I have some tasks that I like to do using Emacs on several different operating systems. I have been using Termux so that I can access these tasks on my Android phone. To reduce setting-up typing in the file-editing part of this workflow, I've installed Termux:Widget and written a two-line widget script that does
filename=$(a little shell logic)
emacs $filename
So now my phone has a button on the home screen that I can push and it opens up the file that I want in the editor. That part all works fine.
Frequently, once I've started editing, it's convenient to run a shell script. It's nice to be able to run the shell script in an Emacs buffer so that I can use the regular buffer-switching commands to interact with it. If I open a fresh Termux session and type emacs
at the prompt, then I can do M-x async-shell-command
, use relative filenames and tab completion to find the name of the script that I want (e.g. ../my-script.sh
), and execute it from within Emacs. That part works fine.

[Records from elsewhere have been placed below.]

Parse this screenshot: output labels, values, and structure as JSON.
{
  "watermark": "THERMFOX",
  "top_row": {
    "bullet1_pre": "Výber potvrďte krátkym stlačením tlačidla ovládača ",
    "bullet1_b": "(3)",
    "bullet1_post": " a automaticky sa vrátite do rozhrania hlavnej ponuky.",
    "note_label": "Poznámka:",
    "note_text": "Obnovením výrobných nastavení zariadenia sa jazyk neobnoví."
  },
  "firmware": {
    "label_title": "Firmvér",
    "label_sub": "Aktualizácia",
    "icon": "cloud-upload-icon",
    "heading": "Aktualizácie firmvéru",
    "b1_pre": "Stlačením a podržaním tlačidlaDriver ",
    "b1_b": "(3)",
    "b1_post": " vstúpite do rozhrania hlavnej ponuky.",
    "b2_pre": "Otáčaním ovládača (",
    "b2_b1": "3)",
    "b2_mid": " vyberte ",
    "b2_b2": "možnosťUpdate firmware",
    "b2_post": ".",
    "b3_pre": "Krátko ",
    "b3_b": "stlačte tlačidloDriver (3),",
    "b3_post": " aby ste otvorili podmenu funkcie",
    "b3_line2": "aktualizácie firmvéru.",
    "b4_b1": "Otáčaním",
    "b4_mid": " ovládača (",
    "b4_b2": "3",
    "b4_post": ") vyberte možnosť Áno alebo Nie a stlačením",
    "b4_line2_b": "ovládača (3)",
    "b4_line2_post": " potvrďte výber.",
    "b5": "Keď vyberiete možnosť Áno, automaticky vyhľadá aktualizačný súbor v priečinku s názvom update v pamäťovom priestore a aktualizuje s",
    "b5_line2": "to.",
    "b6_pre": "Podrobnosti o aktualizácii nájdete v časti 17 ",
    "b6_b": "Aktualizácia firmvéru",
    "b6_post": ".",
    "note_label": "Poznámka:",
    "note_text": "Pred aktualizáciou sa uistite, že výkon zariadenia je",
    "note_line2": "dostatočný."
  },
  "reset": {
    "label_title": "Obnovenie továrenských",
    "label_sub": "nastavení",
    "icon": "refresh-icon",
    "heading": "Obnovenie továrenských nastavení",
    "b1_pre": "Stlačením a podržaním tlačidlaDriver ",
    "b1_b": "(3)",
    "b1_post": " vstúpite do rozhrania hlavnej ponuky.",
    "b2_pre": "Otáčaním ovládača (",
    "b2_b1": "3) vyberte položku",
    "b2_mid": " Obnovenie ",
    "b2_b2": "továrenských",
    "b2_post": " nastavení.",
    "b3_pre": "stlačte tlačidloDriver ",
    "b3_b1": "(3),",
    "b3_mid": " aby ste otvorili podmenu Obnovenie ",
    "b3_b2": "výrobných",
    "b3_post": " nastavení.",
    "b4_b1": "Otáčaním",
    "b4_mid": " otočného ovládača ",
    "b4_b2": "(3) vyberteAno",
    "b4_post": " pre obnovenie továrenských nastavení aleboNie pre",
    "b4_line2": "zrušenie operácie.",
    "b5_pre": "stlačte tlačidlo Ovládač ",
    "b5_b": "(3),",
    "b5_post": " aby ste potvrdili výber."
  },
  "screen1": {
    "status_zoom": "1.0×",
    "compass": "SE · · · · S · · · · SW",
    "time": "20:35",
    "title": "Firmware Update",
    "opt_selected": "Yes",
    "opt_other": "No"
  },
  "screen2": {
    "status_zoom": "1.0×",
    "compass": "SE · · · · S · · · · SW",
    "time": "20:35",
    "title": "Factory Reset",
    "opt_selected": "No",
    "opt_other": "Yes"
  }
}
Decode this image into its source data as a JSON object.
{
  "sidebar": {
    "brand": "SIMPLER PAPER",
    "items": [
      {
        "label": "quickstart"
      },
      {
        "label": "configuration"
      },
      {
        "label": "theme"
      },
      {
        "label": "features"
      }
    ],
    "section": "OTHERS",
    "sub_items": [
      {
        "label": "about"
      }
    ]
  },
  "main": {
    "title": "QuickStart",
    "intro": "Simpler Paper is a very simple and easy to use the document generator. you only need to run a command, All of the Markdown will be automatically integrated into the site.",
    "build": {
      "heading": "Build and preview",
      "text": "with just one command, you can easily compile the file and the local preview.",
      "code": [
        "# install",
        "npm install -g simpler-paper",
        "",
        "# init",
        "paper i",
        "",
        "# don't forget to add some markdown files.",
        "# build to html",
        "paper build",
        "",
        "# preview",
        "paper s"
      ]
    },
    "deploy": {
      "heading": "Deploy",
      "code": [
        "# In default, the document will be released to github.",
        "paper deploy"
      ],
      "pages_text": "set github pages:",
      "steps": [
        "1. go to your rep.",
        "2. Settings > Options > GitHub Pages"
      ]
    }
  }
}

However, if I've started Emacs from Termux:Widget, Emacs is unable to spawn subprocesses. I get errors like
/data/data/com.termux/files/usr/bin/sh: 1: ../my-script.sh: not found
/data/data/com.termux/files/usr/bin/sh: 1: /data/data/com.termux/files/home/whatever/my-script.sh: not found
I believe the relative and absolute path names are correct because I am using tab-completion to check them before asking to execute.
This seems like the kind of problem that termux-exec was invented to fix. However, it isn't working by magic, and I'm finding myself confused by the documentation.